It all starts with my Dad.
Anyone who’s met him can confirm: he likes a chat.
He’s from the Midlands, where it isn’t odd to talk to the shop assistant, or the bus driver, a fellow dog walker or just a fellow human.
In London, this behaviour is incongruous.
London isn’t chatty.
Like many big cities, it’s driven by business and being busy. I’ve written before about my take on London’s culture of distance. It’s not rudeness, but the fact of so many living so close together creates imaginary bubbles around us. There is rarely time to spare as people dash from work to gyms to bars to flats.
Bubbles must be protected. No time to chat.

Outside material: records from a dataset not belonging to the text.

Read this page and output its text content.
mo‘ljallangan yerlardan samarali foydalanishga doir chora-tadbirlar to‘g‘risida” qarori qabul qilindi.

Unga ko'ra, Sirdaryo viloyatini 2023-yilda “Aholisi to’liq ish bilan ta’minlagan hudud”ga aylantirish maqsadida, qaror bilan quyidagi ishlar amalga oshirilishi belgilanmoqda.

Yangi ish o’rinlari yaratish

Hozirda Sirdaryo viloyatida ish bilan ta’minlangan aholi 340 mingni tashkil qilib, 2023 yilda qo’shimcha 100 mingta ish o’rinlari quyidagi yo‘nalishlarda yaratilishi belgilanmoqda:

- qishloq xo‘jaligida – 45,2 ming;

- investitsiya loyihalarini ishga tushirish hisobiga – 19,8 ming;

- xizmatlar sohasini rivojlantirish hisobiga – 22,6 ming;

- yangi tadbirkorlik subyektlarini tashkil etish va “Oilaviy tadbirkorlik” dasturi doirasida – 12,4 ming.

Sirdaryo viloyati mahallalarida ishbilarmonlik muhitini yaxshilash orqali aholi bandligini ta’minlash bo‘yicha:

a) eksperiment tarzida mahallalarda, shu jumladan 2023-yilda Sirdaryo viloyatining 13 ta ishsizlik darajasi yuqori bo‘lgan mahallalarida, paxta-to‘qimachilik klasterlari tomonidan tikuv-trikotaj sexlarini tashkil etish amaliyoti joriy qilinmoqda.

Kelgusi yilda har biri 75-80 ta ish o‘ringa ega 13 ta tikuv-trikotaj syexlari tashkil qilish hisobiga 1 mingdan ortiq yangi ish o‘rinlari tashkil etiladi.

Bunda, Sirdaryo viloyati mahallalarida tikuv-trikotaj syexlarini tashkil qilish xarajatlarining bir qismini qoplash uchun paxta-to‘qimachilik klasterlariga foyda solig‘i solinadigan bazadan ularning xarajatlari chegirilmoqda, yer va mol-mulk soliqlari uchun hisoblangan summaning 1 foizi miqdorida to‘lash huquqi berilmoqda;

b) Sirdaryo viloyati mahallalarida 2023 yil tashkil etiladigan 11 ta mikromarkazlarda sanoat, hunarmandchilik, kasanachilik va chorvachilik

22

So when Dad visits me in London, cultures clash. I used to handle this poorly. We were once sat together on the train as it rattled through the capital. Chatting openly for the whole journey, he asked me:
What’s that building?
I was painfully aware that everyone else in the carriage was silent and therefore listening, and my London building knowledge wasn’t coming out of this well. It’s likely no one cared about us talking, but in my mind it was drawing attention. We were making it difficult for our fellow passengers to remain in their bubbles. How could I get this conversation to end?

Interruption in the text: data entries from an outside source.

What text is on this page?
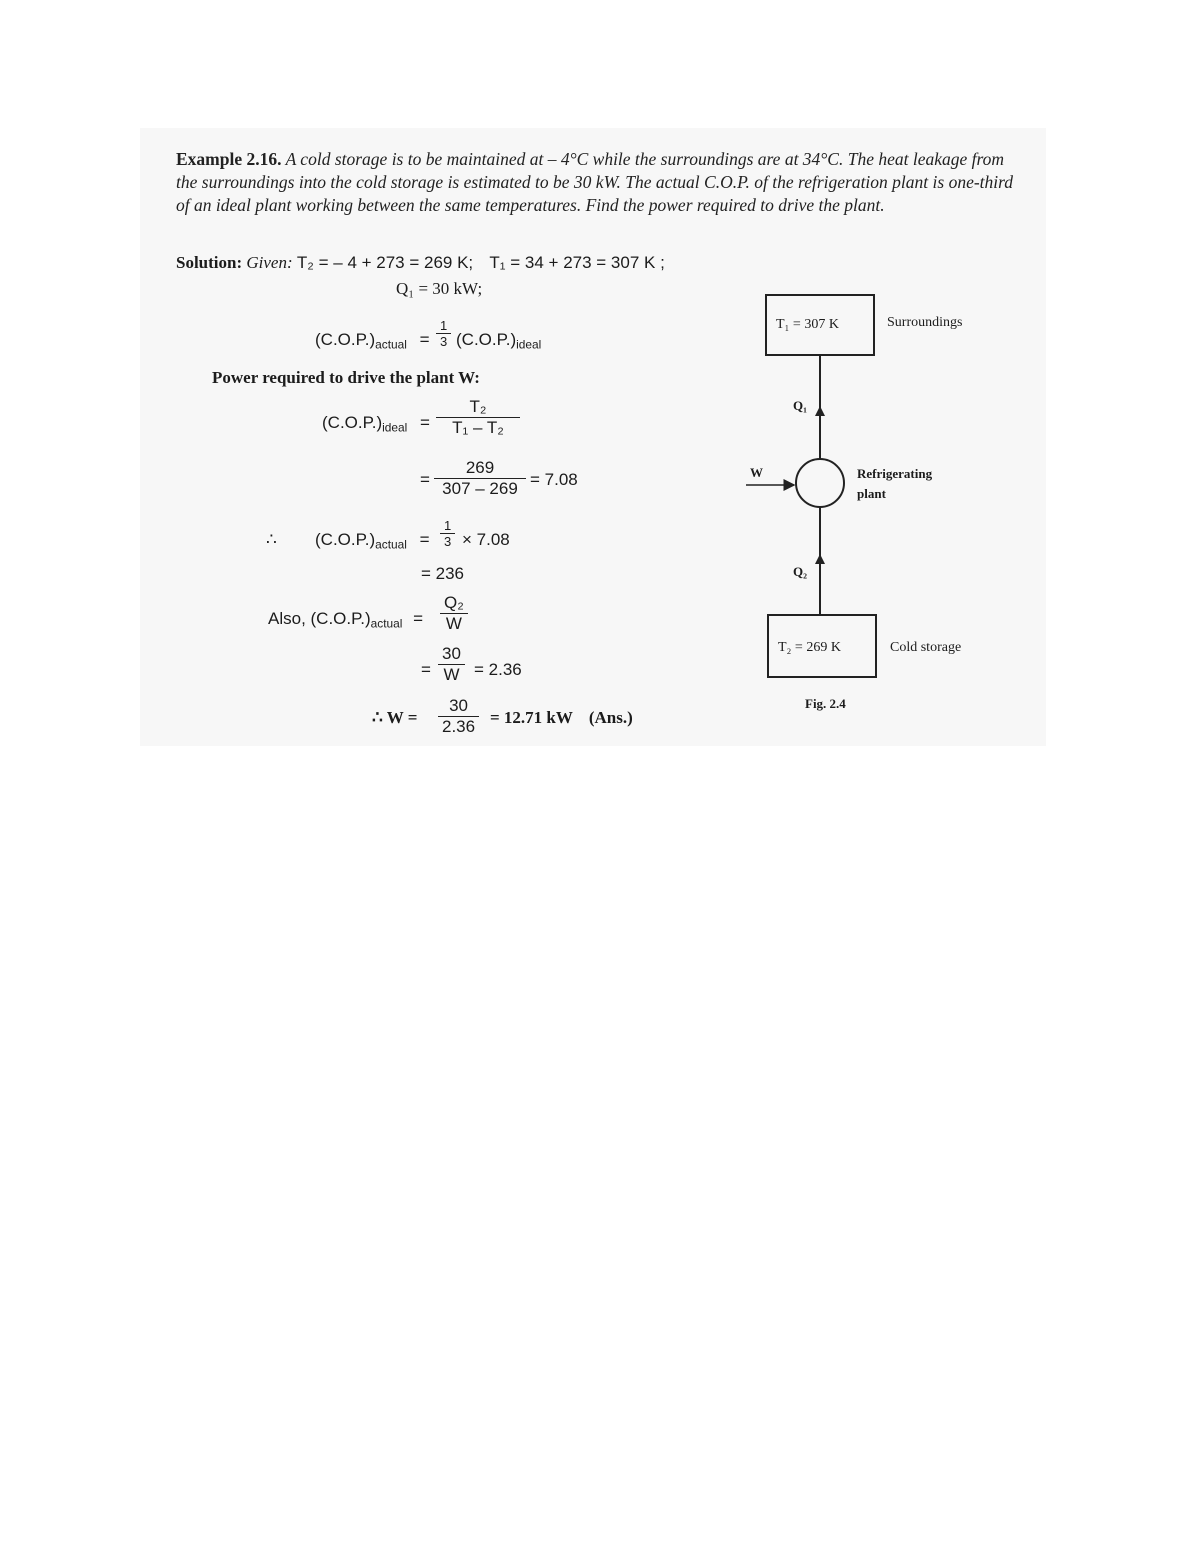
Example 2.16. A cold storage is to be maintained at – 4°C while the surroundings are at 34°C. The heat leakage from the surroundings into the cold storage is estimated to be 30 kW. The actual C.O.P. of the refrigeration plant is one-third of an ideal plant working between the same temperatures. Find the power required to drive the plant.
Solution: Given: T₂ = – 4 + 273 = 269 K; T₁ = 34 + 273 = 307 K ;
Q₁ = 30 kW;
$(C.O.P.)_{actual} = \frac{1}{3} (C.O.P.)_{ideal}$
Power required to drive the plant W:
$(C.O.P.)_{ideal} = \frac{\text{T₂}}{\text{T₁ – T₂}}$
= $\frac{269}{307 - 269} = 7.08$
∴ $(C.O.P.)_{actual} = \frac{1}{3} \times 7.08$
= 236
Also, $(C.O.P.)_{actual} = \frac{\text{Q₂}}{W}$
= $\frac{30}{W} = 2.36$
∴ $W = \frac{30}{2.36} = 12.71$ kW (Ans.)
T₁ = 307 K	Surroundings
Q₁
W	Refrigerating
plant
Q₂
T₂ = 269 K	Cold storage
Fig. 2.4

Dad chatted to my neighbours, waiting staff, builders, security guards. Usually about the outrageous price of things in London and how much it has changed since the 70’s. They would nod, even though few had been around or even alive long enough to make that comparison. I’d stand there with an apologetic smile, not quite knowing what to do. I wanted to join in but then I never talked much usually. I was in my bubble.
But in the last couple of years, I’ve realised talk in general, and even talking to strangers, is good. It’s even essential.
There were two major turning points. The first was taking a sabbatical where I travelled in the US alone. I went from timidly hiding behind my headphones to chatting to my Airbnb host over dinner. I found that people hold information you can’t find on Google.
But more importantly, human interaction is a necessary factor in staying mentally healthy.
That’s one of the reasons why today, 7th February has been designated Time to talk day.
Mental health problems affect one in four of us, yet people are still afraid to talk about it. Time to Talk Day encourages everyone to talk about mental health.
The second turning point for me was a job change.
When I left the office job I’d held for a decade, there was a sharp drop in daily conversation. I lived alone and when setting up as a freelancer I’d sit with my laptop all day, replying to emails, checking LinkedIn and other social media for opportunities. It was all communication, but none of it felt real. No one made eye contact, smiled or nodded. There was no connection.
I looked at options. I tried working in coffee shops and co-working spaces, but in truth I found it unproductive. Lots of ambient noise but no one actually speaking to me. It didn’t help.
I realised I needed to talk and listen. So one thing I did was working in an Oxfam shop. People in the shop often exchanged a few words over donating clothes or buying items. I noticed an upturn in my mood after being there.
It was the feeling of being connected to the world, not just silently inhabiting it.
I visited friends or agreed times for lengthy phone calls. We’d easily chalk up a couple of hours, updating each other and chatting freely. It was enriching and lifted my mood.
I made it a priority to step up the talking to strangers in London. I’d always said hello to people in local shops, but I started to take it further. A comment on the weather, how long they’d been open, just a small conversation as and when I could. Nothing alarming!
I joined LunchClub, an AI powered service that matches you with someone for a lunch or coffee meeting. The matching is based on professional interests, so I’ve met people doing user research, innovation and design so far. It’s arranged by email so all you have to do is turn up and chat.
When Dad visited recently, I enjoyed introducing him at my leisure centre and both of us chatted away with the staff. I saw now that people weren’t inconvenienced, in fact many were pleased to have a conversation. The bubble, once broken, wasn’t missed.
So don’t forget the power of talking. It really helps.